Baca juga: Teliti Negara Pascakolonial, 3 Peraih Nobel Ekonomi 2024 Ungkap Dampak Penjajahan pada Kemiskinan Masyarakat

Negara-negara seperti Indonesia, Vietnam, dan Filipina terjebak dalam konflik berkepanjangan, yang pada gilirannya menghalangi perkembangan pemikiran kritis terhadap masa lalu kolonial mereka.

Stabilitas yang dibangun melalui rezim otoriter, dalam banyak kasus, tidak memberi ruang bagi refleksi kritis terhadap sejarah kolonial.

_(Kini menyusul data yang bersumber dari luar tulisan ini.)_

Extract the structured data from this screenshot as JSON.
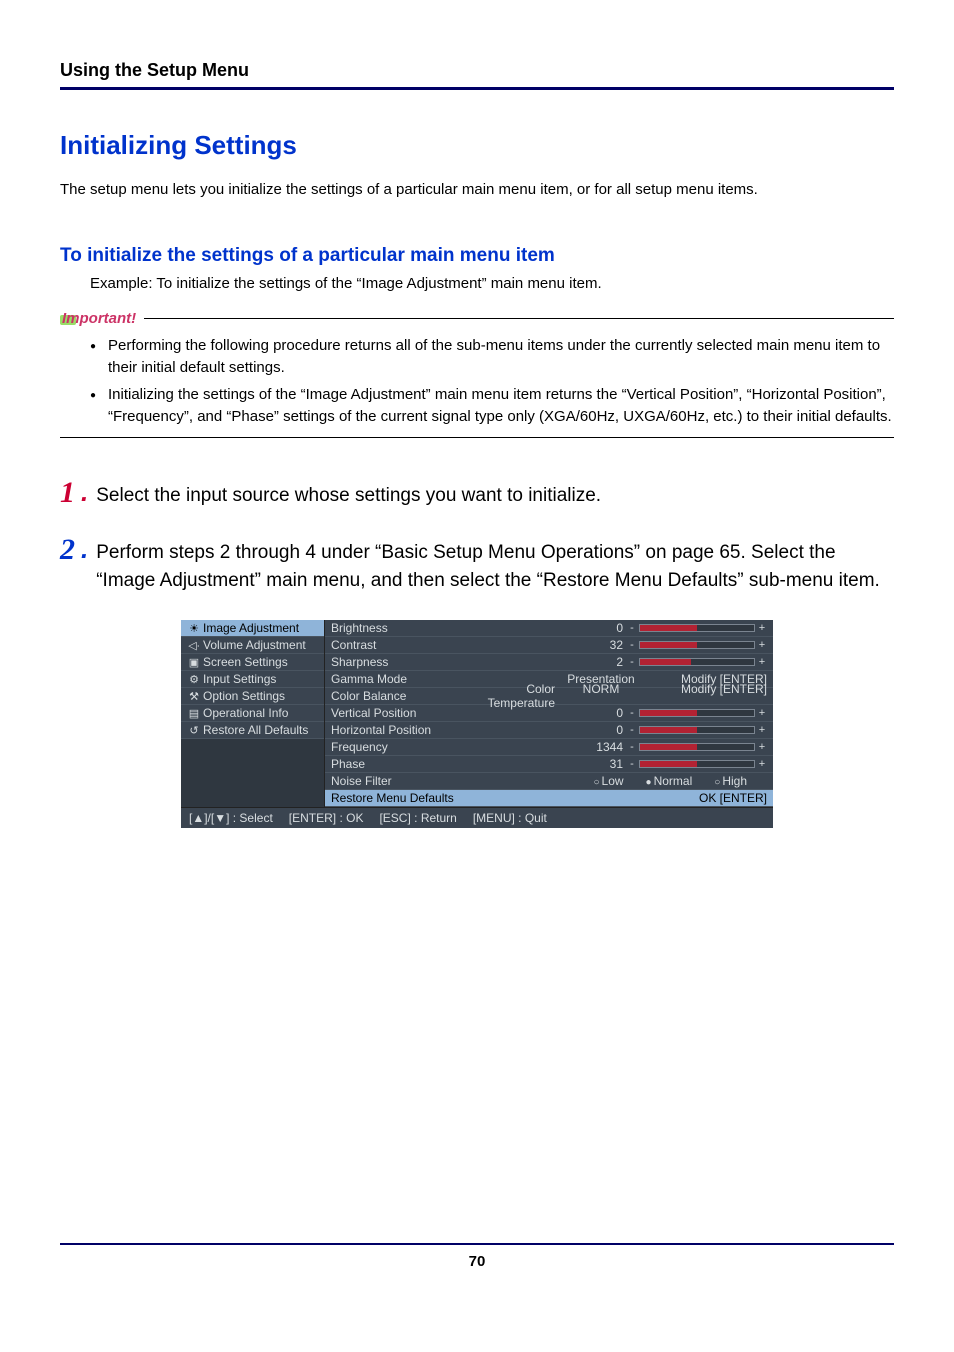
{
  "running_head": "Using the Setup Menu",
  "section_title": "Initializing Settings",
  "intro": "The setup menu lets you initialize the settings of a particular main menu item, or for all setup menu items.",
  "subsection_title": "To initialize the settings of a particular main menu item",
  "example": "Example: To initialize the settings of the “Image Adjustment” main menu item.",
  "important_label": "Important!",
  "bullets": [
    "Performing the following procedure returns all of the sub-menu items under the currently selected main menu item to their initial default settings.",
    "Initializing the settings of the “Image Adjustment” main menu item returns the “Vertical Position”, “Horizontal Position”, “Frequency”, and “Phase” settings of the current signal type only (XGA/60Hz, UXGA/60Hz, etc.) to their initial defaults."
  ],
  "steps": {
    "s1_num": "1",
    "s1_text": "Select the input source whose settings you want to initialize.",
    "s2_num": "2",
    "s2_text": "Perform steps 2 through 4 under “Basic Setup Menu Operations” on page 65. Select the “Image Adjustment” main menu, and then select the “Restore Menu Defaults” sub-menu item."
  },
  "osd": {
    "left_items": [
      {
        "icon": "☀",
        "label": "Image Adjustment",
        "selected": true
      },
      {
        "icon": "◁∙",
        "label": "Volume Adjustment",
        "selected": false
      },
      {
        "icon": "▣",
        "label": "Screen Settings",
        "selected": false
      },
      {
        "icon": "⚙",
        "label": "Input Settings",
        "selected": false
      },
      {
        "icon": "⚒",
        "label": "Option Settings",
        "selected": false
      },
      {
        "icon": "▤",
        "label": "Operational Info",
        "selected": false
      },
      {
        "icon": "↺",
        "label": "Restore All Defaults",
        "selected": false
      }
    ],
    "right_rows": [
      {
        "label": "Brightness",
        "kind": "slider",
        "value": "0",
        "pct": 50
      },
      {
        "label": "Contrast",
        "kind": "slider",
        "value": "32",
        "pct": 50
      },
      {
        "label": "Sharpness",
        "kind": "slider",
        "value": "2",
        "pct": 45
      },
      {
        "label": "Gamma Mode",
        "kind": "enum",
        "mid": "",
        "tag": "Presentation",
        "action": "Modify [ENTER]"
      },
      {
        "label": "Color Balance",
        "kind": "enum",
        "mid": "Color Temperature",
        "tag": "NORM",
        "action": "Modify [ENTER]"
      },
      {
        "label": "Vertical Position",
        "kind": "slider",
        "value": "0",
        "pct": 50
      },
      {
        "label": "Horizontal Position",
        "kind": "slider",
        "value": "0",
        "pct": 50
      },
      {
        "label": "Frequency",
        "kind": "slider",
        "value": "1344",
        "pct": 50
      },
      {
        "label": "Phase",
        "kind": "slider",
        "value": "31",
        "pct": 50
      },
      {
        "label": "Noise Filter",
        "kind": "radio",
        "options": [
          "Low",
          "Normal",
          "High"
        ],
        "selected": 1
      },
      {
        "label": "Restore Menu Defaults",
        "kind": "action",
        "action": "OK [ENTER]",
        "highlight": true
      }
    ],
    "footer": [
      "[▲]/[▼] : Select",
      "[ENTER] : OK",
      "[ESC] : Return",
      "[MENU] : Quit"
    ],
    "colors": {
      "bg": "#3a4450",
      "sel_bg": "#8fb4d9",
      "slider_fill": "#b22233",
      "text": "#d8dde0"
    }
  },
  "page_number": "70"
}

Chua menyoroti bahwa dalam kajian poskolonial, fokus yang lebih besar cenderung diberikan kepada India, sebagai pusat pemikiran pascakolonial di Asia.

“Dalam literatur poskolonial yang dominan, India memegang peran yang sangat penting, tidak hanya karena sejarah panjang peradaban India yang dihancurkan oleh kolonialisasi, tetapi juga karena dampak dari kolonialisme yang masih terasa hingga saat ini,” ungkapnya.

India, dengan segala kerumitan sosial-politiknya, sering menjadi contoh utama dalam kajian pascakolonial, sementara Asia Tenggara terabaikan.

Negara-negara di Asia Tenggara juga lebih memilih untuk fokus pada pembangunan ekonomi pasca-kemerdekaan daripada mengkaji dampak kolonialisme.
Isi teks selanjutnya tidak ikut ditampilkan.